Nella sezione byt si analizza un qualcosa che può essere tradotto come la vita quotidiana: emerge qui un'altra grande caratteristica dei romanzi russi la loro capacità di mostrare la vita di tutti i giorni fornendoci uno spaccato meraviglioso, anche della quotidianità e delle usanze/tradizioni.

La scrittura è particolare, quasi colloquiale, la costruzione stessa delle frasi è molto articolata, ricca di frasi subordinate, di congiunzioni e di aggettivi.
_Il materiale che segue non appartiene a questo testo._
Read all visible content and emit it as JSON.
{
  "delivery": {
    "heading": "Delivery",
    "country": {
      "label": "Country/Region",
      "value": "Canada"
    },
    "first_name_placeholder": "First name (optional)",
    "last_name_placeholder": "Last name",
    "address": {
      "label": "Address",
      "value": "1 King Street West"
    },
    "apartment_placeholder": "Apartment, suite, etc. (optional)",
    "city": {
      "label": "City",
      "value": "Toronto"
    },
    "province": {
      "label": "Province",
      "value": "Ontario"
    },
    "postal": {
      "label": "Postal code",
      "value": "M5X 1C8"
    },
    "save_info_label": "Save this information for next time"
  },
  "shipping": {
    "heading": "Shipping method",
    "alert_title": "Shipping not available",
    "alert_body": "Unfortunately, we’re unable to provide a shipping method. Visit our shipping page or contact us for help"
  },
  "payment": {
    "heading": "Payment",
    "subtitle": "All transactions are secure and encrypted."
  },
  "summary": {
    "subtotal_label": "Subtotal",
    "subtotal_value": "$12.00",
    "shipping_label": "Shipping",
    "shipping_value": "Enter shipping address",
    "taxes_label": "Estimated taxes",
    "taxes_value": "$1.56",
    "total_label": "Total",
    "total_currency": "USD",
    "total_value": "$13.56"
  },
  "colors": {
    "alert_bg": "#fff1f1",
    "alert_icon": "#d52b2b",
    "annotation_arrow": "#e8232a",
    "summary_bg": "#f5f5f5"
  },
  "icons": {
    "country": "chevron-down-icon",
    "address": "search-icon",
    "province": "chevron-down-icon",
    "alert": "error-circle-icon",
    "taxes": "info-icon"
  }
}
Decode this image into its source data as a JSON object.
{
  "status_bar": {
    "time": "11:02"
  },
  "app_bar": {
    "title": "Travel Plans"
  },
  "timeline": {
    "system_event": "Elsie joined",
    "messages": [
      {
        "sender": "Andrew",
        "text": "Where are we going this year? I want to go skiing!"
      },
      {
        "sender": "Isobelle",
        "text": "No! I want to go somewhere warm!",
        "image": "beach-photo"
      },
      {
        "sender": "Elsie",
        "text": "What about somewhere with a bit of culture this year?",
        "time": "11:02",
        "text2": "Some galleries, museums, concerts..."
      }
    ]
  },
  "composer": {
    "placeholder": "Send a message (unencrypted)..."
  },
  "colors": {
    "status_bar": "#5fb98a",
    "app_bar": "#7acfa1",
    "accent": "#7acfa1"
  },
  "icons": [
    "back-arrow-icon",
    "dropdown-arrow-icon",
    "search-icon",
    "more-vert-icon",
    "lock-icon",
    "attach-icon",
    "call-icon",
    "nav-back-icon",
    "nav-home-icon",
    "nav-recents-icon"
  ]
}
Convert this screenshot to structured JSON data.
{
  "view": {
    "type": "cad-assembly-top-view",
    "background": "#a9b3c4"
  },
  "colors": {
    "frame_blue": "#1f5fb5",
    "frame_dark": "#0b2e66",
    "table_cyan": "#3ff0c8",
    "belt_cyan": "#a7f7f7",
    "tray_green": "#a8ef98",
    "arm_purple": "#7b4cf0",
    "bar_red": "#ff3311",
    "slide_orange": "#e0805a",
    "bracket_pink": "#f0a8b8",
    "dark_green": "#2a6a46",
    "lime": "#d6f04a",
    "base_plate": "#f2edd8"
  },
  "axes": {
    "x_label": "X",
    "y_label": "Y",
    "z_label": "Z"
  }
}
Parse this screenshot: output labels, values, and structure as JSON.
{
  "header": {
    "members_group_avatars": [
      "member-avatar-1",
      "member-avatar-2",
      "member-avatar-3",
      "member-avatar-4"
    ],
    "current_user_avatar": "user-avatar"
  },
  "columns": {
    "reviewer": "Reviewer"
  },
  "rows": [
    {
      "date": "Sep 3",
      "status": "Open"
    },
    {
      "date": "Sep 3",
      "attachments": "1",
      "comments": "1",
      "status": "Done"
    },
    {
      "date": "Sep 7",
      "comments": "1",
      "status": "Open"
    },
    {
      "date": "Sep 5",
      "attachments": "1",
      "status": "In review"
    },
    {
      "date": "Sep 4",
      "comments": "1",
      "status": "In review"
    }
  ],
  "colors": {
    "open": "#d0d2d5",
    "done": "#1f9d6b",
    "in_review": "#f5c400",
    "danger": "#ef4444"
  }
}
Sembra un dialogo tra il narratore (Paolo Nori) e il lettore, cioè sembra di essere a prendere un caffè con Nori che ti racconta della letteratura russa.
Mi sono innamorata follemente del libro (e del suo autore) dopo nemmeno una pagina, tanto da andare sulla quarta di copertina per vedere chi è Paolo Nori; e cosa ci trovo scritto: “Paolo Nori, nato a Parma nel 1963, abita a Casalecchio di Reno e scrive dei libri; l’ultimo, prima di questo, è La grande Russia portatile” libro che io posseggo anche se non ho ancora letto e a questo punto davvero non vedo l’ora.
“I russi sono matti” l’ho scoperto quando partecipavo al gruppo di lettura su “Anna Karenina” organizzato da Serena de @ilcaffegatto, ad un certo punto sulla chat del gruppo è spuntato questo volume, me lo sono appuntato e poi comprato senza saperne niente, mi aspettavo qualcosa di più “accademico” e “palloso” (preciso – chi mi conosce lo sa bene – a me i libri pallosi tendono a piacere, è un complimento) invece riesce a riassumere (e insegnare moltissimo) sulla letteratura russa in modo divertente e coinvolgente.
Trovo che questo libro sia un ottima idea regalo, perfetta sia per quei lettori che già amano la letteratura russa, sia per quelli che invece ne sono spaventati perché qui potranno fare conoscenza senza impegno. 
Siete amanti della letteratura russa? Conoscete questo volume di Paolo Nori?